- Author:
Hui AN
1
;
Chang-Shuai WEI
2
;
Oliver WANG
3
;
Da-Hui WANG
1
;
Liang-Wen XU
4
;
Qing LU
5
;
Cheng-Yin YE
1
Author Information
- Publication Type:Journal Article
- Keywords: Family-based study; Genetic risk prediction; High-dimensional data
- MeSH: Area Under Curve; Computer Simulation; Conduct Disorder/physiopathology*; Family Health; Female; Genetic Markers; Genetic Predisposition to Disease; Genetic Variation; Genome, Human; Genome-Wide Association Study; Genomics; Humans; Likelihood Functions; Male; Models, Genetic; Odds Ratio; Pedigree; ROC Curve; Reproducibility of Results; Risk Factors
- From: Journal of Zhejiang University. Science. B 2018;19(12):935-947
- CountryChina
- Language:English
-
Abstract:
OBJECTIVE:As one of the most popular designs used in genetic research, family-based design has been well recognized for its advantages, such as robustness against population stratification and admixture. With vast amounts of genetic data collected from family-based studies, there is a great interest in studying the role of genetic markers from the aspect of risk prediction. This study aims to develop a new statistical approach for family-based risk prediction analysis with an improved prediction accuracy compared with existing methods based on family history.

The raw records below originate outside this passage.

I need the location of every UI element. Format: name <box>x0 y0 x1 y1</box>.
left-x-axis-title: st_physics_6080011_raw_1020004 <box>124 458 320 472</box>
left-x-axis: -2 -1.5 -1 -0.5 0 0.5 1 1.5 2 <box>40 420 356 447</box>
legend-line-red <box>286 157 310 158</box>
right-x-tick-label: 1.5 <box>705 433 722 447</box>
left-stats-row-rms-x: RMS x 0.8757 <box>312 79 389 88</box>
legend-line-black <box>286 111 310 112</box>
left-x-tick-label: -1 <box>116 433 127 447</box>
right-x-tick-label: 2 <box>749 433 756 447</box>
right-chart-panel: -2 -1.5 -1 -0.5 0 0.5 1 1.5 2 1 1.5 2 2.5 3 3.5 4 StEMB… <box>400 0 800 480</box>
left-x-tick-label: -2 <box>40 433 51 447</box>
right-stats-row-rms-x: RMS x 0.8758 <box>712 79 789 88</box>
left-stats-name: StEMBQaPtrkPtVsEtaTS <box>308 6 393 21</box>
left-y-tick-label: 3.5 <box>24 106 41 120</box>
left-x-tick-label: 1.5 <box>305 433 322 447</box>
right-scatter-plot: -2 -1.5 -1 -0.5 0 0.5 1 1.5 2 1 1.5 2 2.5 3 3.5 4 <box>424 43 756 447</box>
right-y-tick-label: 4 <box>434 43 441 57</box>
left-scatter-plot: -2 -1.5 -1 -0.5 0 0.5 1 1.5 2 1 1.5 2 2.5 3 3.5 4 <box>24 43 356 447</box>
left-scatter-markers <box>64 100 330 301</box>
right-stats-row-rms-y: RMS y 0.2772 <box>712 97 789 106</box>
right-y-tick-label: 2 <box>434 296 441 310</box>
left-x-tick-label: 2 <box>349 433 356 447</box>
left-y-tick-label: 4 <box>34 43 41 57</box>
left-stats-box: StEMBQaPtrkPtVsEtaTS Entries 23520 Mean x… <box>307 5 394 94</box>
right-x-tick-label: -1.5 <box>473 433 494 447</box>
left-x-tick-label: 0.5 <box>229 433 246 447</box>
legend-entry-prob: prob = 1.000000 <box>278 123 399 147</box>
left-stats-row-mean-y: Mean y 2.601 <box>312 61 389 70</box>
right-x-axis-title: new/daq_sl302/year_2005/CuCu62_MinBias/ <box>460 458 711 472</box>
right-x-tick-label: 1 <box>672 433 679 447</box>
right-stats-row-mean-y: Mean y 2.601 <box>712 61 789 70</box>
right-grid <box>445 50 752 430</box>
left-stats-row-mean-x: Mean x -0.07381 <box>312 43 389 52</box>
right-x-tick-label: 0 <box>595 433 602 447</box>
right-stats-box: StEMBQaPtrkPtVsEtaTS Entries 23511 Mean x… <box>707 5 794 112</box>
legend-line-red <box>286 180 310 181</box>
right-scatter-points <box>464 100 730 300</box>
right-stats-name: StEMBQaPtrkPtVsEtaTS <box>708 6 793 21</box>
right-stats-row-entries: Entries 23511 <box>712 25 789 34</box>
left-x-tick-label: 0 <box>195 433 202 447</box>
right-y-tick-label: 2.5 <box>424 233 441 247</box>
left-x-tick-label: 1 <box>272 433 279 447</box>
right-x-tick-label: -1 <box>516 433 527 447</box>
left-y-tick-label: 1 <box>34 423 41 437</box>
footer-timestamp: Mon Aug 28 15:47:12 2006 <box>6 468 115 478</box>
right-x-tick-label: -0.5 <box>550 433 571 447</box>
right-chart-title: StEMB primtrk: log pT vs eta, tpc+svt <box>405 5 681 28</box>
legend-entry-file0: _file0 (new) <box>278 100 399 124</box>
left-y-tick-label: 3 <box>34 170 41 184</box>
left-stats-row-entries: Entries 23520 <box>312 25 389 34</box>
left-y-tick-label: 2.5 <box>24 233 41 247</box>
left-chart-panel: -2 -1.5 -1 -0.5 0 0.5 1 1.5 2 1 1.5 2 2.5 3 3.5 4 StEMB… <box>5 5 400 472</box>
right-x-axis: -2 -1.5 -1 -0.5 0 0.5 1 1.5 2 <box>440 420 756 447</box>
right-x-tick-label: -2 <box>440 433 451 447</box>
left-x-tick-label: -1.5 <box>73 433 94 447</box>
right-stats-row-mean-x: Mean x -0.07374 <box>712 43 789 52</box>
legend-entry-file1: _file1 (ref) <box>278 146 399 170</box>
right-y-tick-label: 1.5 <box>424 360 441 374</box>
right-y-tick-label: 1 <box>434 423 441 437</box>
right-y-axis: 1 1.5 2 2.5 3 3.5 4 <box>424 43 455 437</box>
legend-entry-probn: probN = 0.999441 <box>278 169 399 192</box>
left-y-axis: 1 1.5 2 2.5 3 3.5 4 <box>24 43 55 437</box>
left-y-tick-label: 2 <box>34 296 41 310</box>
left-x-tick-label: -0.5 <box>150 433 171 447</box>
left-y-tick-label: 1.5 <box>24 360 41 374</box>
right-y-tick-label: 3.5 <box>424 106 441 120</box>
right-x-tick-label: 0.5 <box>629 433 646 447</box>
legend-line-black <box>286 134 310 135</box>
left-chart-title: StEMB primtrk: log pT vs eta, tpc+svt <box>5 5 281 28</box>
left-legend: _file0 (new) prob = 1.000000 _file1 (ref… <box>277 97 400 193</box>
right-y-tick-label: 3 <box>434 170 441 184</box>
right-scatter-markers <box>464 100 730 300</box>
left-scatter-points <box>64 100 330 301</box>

METHODS:In this study, we propose an ensemble-based likelihood ratio (ELR) approach, Fam-ELR, for family-based genomic risk prediction. Fam-ELR incorporates a clustered receiver operating characteristic (ROC) curve method to consider correlations among family samples, and uses a computationally efficient tree-assembling procedure for variable selection and model building.
RESULTS:Through simulations, Fam-ELR shows its robustness in various underlying disease models and pedigree structures, and attains better performance than two existing family-based risk prediction methods. In a real-data application to a family-based genome-wide dataset of conduct disorder, Fam-ELR demonstrates its ability to integrate potential risk predictors and interactions into the model for improved accuracy, especially on a genome-wide level.
CONCLUSIONS:By comparing existing approaches, such as genetic risk-score approach, Fam-ELR has the capacity of incorporating genetic variants with small or moderate marginal effects and their interactions into an improved risk prediction model. Therefore, it is a robust and useful approach for high-dimensional family-based risk prediction, especially on complex disease with unknown or less known disease etiology.